In regard to the figures in this schedule, and to these calculations, the Doctor might well apprehend they "would be to strangers troublesome and obscure;" and they certainly are not less so at this day, complicated with the price of debentures at different periods, the "enhanced and depressed" rates of lands, and the "quota pars," besides introducing subjects not elsewhere adverted to, as Mrs. Carey, the lots of regiments in Kerry, and others. Yet few would probably have been found to dissent from the six inferences he draws, or come to any other conclusion than, as he expresses it in his fourth, "that the way of his satisfaction was neither contrary to law or equity, only it was singular and extraordinary," "that he did not choose that way, but was forced on it," and that from these circumstances it was peculiarly liable to jealousy.

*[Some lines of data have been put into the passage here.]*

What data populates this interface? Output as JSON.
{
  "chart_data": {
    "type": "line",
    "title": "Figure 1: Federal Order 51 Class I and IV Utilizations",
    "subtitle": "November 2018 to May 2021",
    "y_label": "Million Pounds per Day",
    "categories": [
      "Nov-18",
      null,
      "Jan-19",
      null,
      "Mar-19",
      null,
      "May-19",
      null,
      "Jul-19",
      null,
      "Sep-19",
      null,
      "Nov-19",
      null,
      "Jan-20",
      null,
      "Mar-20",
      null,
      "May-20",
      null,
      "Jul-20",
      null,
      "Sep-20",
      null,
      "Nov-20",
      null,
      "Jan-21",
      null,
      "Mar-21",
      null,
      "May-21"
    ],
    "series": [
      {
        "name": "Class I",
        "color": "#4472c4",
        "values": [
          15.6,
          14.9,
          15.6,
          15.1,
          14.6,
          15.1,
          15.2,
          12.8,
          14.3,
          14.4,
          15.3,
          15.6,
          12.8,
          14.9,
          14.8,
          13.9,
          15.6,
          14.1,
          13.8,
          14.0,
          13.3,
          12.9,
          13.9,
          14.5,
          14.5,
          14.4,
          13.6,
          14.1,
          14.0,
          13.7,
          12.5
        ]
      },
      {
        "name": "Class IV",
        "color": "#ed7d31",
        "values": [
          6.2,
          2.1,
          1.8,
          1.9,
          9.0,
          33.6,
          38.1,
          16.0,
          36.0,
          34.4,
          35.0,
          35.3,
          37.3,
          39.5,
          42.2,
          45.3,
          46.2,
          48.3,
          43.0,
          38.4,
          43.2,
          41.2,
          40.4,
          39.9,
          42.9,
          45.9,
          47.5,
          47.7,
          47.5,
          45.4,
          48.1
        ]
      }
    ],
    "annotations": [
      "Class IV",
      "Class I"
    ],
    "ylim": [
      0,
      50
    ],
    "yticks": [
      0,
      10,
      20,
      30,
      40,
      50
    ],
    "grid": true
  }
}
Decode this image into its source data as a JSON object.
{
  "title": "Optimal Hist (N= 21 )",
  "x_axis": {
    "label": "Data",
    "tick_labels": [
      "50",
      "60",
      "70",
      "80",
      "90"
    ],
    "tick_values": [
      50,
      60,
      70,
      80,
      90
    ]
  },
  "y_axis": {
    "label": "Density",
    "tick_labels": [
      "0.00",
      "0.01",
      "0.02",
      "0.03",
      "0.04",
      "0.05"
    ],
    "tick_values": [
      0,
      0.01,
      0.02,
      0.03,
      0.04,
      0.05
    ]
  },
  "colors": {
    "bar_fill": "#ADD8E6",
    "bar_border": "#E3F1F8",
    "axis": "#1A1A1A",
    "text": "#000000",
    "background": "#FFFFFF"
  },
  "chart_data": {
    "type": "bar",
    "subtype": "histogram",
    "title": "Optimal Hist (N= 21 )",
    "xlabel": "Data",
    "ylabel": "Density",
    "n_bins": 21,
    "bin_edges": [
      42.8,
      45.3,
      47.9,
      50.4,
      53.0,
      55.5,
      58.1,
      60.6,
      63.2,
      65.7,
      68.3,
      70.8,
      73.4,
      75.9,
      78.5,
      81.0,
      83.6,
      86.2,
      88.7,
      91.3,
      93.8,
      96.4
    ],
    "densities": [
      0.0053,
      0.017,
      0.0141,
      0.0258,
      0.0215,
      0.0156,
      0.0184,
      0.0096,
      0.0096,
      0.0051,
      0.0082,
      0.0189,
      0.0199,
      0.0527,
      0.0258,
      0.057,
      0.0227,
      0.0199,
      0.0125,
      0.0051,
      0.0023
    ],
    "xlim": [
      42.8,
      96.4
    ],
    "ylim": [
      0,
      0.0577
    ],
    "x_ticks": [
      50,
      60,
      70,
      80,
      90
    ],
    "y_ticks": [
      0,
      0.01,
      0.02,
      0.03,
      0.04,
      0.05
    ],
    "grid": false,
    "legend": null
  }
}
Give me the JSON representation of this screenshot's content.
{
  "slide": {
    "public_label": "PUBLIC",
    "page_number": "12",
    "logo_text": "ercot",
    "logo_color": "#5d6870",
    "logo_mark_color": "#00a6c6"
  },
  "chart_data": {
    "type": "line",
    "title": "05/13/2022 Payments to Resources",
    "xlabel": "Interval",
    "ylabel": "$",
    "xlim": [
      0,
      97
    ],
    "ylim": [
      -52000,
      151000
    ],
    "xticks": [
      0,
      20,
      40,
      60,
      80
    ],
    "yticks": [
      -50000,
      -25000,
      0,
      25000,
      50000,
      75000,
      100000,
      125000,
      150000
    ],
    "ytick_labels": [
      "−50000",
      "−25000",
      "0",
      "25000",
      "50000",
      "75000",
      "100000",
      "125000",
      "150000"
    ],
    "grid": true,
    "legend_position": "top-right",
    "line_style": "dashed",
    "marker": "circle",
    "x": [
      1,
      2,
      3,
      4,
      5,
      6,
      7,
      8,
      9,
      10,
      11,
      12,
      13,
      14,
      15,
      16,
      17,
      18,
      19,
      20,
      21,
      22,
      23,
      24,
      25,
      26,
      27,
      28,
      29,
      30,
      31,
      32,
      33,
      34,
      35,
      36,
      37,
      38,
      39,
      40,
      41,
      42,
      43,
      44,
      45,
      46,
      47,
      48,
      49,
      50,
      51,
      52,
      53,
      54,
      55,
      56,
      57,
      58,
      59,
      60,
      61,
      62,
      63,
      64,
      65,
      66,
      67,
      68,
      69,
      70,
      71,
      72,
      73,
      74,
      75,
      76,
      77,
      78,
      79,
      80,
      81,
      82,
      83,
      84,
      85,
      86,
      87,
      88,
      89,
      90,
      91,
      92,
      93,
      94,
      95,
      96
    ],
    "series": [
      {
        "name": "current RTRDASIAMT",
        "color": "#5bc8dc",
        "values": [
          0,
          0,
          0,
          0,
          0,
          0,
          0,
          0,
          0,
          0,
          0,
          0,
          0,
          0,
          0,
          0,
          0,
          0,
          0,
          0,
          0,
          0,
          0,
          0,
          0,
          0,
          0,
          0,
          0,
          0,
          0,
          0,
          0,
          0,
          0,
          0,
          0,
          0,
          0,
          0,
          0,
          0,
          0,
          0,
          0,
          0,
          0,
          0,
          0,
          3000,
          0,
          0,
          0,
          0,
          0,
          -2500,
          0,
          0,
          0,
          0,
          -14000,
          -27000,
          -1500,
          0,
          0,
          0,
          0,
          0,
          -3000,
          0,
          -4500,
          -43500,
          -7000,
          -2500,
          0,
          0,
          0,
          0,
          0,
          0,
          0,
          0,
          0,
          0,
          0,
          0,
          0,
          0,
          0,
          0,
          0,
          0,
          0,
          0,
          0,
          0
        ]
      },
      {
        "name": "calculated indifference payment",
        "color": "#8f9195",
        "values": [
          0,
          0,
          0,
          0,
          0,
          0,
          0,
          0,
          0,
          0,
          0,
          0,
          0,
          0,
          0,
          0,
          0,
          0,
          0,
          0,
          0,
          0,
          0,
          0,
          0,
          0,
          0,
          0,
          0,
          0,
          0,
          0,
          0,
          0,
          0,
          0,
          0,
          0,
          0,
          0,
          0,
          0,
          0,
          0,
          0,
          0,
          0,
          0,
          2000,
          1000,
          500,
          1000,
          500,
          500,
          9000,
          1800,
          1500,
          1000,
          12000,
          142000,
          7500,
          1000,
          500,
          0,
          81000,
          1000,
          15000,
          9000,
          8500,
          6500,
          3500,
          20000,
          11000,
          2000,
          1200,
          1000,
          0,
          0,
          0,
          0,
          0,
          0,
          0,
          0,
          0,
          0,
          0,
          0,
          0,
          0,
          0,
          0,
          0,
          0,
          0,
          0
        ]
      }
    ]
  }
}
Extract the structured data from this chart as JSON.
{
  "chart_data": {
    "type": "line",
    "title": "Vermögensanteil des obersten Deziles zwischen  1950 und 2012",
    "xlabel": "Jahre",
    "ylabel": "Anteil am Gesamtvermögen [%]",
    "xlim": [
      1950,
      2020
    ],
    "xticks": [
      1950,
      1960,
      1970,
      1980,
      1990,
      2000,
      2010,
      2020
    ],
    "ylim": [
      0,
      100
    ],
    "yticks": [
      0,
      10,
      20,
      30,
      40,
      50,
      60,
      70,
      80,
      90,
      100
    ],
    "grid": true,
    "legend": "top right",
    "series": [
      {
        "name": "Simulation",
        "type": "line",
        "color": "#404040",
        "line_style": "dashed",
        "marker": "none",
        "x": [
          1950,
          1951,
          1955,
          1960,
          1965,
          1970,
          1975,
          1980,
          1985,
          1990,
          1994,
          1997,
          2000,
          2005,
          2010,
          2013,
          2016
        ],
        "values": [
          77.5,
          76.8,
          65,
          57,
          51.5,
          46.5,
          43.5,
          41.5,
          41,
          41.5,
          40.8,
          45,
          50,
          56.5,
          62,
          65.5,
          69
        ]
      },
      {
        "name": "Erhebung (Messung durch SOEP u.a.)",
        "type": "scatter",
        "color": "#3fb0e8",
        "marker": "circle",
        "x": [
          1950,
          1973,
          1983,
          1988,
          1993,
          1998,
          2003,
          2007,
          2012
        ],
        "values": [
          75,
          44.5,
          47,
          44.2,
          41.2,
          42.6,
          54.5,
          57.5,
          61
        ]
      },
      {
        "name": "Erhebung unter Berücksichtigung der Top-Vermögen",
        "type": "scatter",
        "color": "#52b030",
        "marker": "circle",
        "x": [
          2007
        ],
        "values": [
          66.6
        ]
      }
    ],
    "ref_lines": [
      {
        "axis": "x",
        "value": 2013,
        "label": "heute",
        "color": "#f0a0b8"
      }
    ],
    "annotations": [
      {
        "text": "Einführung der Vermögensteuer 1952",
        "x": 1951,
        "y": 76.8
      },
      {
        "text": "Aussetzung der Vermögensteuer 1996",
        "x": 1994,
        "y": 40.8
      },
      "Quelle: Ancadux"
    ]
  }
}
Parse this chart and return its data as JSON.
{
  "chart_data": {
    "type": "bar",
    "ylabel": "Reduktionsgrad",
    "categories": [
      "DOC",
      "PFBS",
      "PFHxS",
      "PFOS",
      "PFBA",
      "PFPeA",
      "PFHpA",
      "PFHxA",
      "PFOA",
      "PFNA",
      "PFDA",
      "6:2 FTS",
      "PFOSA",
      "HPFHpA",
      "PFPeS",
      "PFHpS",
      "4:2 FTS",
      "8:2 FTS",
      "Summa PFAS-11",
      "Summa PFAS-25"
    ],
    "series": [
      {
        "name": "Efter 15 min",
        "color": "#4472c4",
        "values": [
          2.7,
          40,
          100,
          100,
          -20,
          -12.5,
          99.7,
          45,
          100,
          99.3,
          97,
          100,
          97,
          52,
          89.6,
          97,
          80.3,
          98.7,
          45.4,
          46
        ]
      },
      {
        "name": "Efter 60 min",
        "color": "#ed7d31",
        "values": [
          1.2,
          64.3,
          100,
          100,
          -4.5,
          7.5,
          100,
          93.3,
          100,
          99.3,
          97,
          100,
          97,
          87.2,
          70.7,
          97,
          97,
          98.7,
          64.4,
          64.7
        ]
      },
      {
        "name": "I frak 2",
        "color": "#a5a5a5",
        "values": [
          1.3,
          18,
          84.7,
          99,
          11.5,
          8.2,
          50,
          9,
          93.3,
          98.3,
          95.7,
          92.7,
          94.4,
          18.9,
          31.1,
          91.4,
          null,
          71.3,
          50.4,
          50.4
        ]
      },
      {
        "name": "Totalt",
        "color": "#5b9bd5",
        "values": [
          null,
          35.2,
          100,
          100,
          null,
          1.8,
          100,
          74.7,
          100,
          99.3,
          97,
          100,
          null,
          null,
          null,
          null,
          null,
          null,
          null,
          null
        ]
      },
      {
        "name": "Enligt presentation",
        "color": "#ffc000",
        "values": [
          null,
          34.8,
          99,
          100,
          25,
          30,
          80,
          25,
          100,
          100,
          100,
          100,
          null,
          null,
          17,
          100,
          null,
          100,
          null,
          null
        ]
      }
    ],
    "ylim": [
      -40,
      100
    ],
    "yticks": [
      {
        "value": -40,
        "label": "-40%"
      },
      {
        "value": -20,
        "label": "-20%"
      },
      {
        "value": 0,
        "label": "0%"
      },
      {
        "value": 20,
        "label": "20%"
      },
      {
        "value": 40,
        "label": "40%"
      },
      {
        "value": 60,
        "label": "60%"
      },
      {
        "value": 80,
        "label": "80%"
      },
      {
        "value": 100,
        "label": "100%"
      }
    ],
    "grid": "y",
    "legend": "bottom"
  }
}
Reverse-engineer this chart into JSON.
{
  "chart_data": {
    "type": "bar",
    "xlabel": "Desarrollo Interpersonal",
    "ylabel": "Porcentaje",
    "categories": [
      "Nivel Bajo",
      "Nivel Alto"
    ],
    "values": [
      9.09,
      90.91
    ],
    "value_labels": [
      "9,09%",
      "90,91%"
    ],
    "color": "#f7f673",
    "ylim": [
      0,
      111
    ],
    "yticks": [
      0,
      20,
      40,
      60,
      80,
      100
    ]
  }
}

It may, perhaps, be regretted that he should have dealt in lands at all, while he was himself a commissioner for distributing them. Such would now be the feeling of a public officer, and such was his own feeling, having long "forbore out of tenderness to deale in land or debentures, till the whole army was satisfied." But it does not appear that he sought the office, and it would have been unreasonable that he should on that account have altogether abstained from purchasing land, or from obtaining that mode of payment, when it seemed possible even that means might fail, from the number of unknown claims of other kinds which were coming in; so many, that he states it was doubtful whether there would be enough land to satisfy them all. And it is to be remembered, that although the Act prohibited all persons employed in connexion with it, from dealing in land without the special consent of the council, it allowed public salaries and public debts to be paid wholly or in part in land, and that such was the general practice. The names of his immediate coadjutors, Gookin, King, Symner, Worsley, nay, every name which appears in this history, appears also in the books of distribution as a possessor of land. His having forborne so long, appears the only peculiarity in that respect, except, indeed, the peculiar knowledge and ability which he brought to bear upon the subject, when once he had entered upon it.